Stars can form quite close together in a stellar nursery; I think this is the reason for so many binaries. A nascent star's outer planets can be stripped away by nearby protostars.

Without putting much thought into this, I'd say calculate the Hill radius of the parent protostar(s) in the presence of its siblings. Stable orbits around them should exist with about 40% of that radius. This should define the limit of the cometary halo. Planets will be found much closer in.

 

[thalassogen]

That's a good idea! As parameters, I used the mass of the Milky Way (180e9 sol), the sun's distance from the center (27e3 ly), and arrived at 3.3 ly, 40% = 1.33 ly. That's what's given in literature. Using Alpha Centauri as the nearest reference point, I get 2.4 ly, 40% = 0.96 ly. Also, the typical limit of the Oort Cloud. That's good enough for the typical system extent for me.

I am looking for the outer limit of "real" planets as rough guideline, too. For that literature sometimes gives 40 AU for our solar system. Therefore I will use: Outer Limit = 40 AU * Mass^0.5 as that guideline I think.

 

[thalassogen]

Basic Orbital Parameters done, stellar and planetary! Advanced Parameters (eccentricity and inclination) still to come. Planet generation will be next.

The system description string gets more unreadable and includes many control parameters not needed in the final listing. I added {inner=/outer=} limits for each component, extended [HSR:/RL:] by roche lobe radius, and appended planetary orbits [nnnAU, nnnAU, nnnAU] that stay within {inner=/outer=}.

 

[tjoneslo]

The system description string gets more unreadable and includes many control parameters not needed in the final listing.

At this point you may want to think more about separating the data string from the display. For example, the UWP (a very short code) is readable by people who have managed to memorize the columns and values. But is unreadable by most people. In the wiki we solved this problem by having the UWP on the page, but a mouse-over popup which expanded the to a larger set of text for the UWP-illiterate to use and understand.

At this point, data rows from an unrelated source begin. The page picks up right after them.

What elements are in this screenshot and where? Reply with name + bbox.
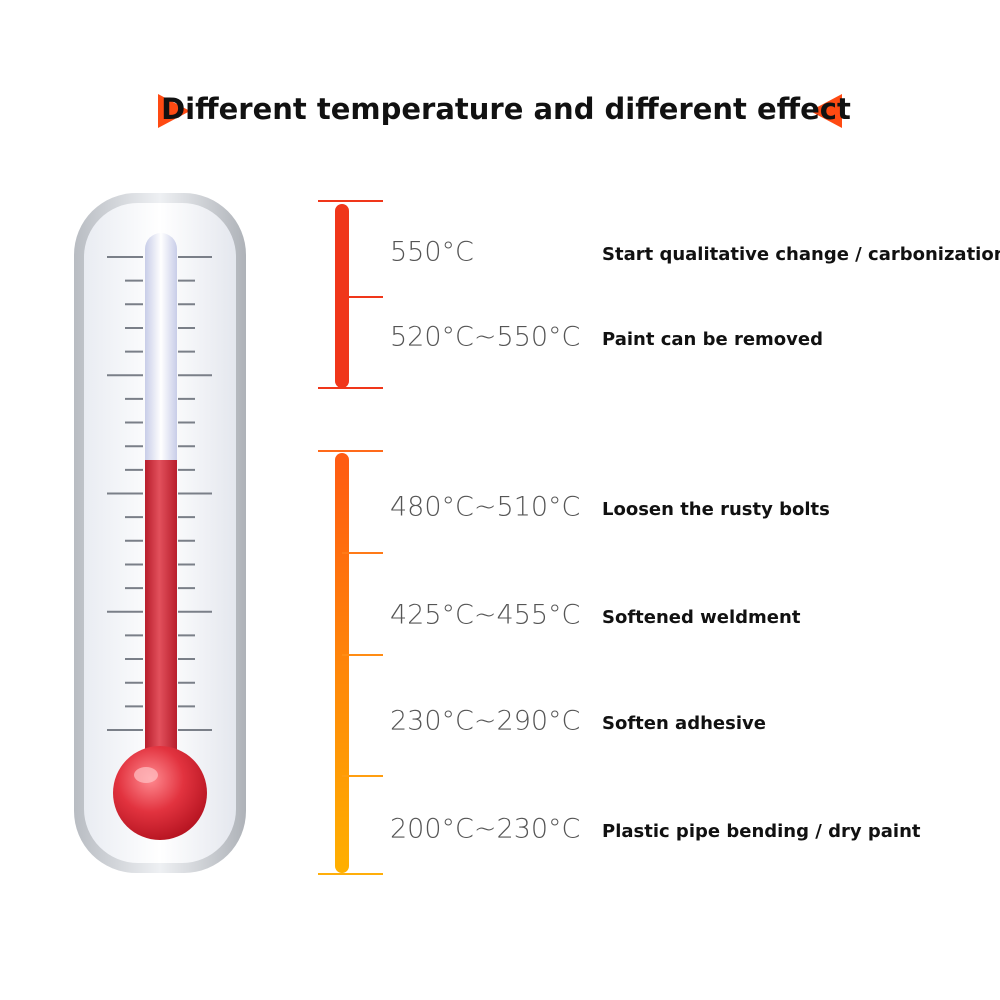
range-bars bbox=[318, 200, 383, 875]
effect: Plastic pipe bending / dry paint bbox=[602, 821, 921, 842]
bulb-highlight bbox=[134, 767, 158, 783]
title: Different temperature and different effe… bbox=[161, 92, 851, 126]
title-arrow bbox=[158, 94, 190, 128]
temperature: 230°C~290°C bbox=[390, 706, 580, 737]
temperature: 425°C~455°C bbox=[390, 600, 580, 631]
thermometer bbox=[74, 193, 246, 873]
bulb bbox=[113, 746, 207, 840]
temperature: 480°C~510°C bbox=[390, 492, 580, 523]
temperature: 520°C~550°C bbox=[390, 322, 580, 353]
range-bar bbox=[335, 453, 349, 873]
effect: Paint can be removed bbox=[602, 329, 823, 350]
temperature: 550°C bbox=[390, 237, 474, 268]
effect: Softened weldment bbox=[602, 607, 801, 628]
temperature: 200°C~230°C bbox=[390, 814, 580, 845]
effect: Loosen the rusty bolts bbox=[602, 499, 830, 520]
rows: 550°C Start qualitative change / carboniz… bbox=[390, 237, 1000, 845]
effect: Start qualitative change / carbonization bbox=[602, 244, 1000, 265]
effect: Soften adhesive bbox=[602, 713, 766, 734]
mercury bbox=[145, 460, 177, 780]
title-arrow bbox=[810, 94, 842, 128]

So concentrate on making the system description string consistent to allow a computer parser to read and expand it for better display. Don't assume a person (or only a person) will be reading it.

The most painful aspect of building a .SEC (sector file) parser was there were so many standard formats...

 

[thalassogen]

I see what you mean, great solution!

 

[thalassogen]

I am finally done with planetary mass accretion and here is the result of an "organically" produced system: http://heldenhaufen.de/Va/Worldbuilding/RandomStarSystem

To understand the entries have a look at: http://heldenhaufen.de/Va/Worldbuilding/Documentation#ClassificationOfPlanets

 

[thalassogen]

I started generating UWPs and updated the website. Currently only Size is calculated. Next will be Atmosphere, Hydrosphere and Biosphere.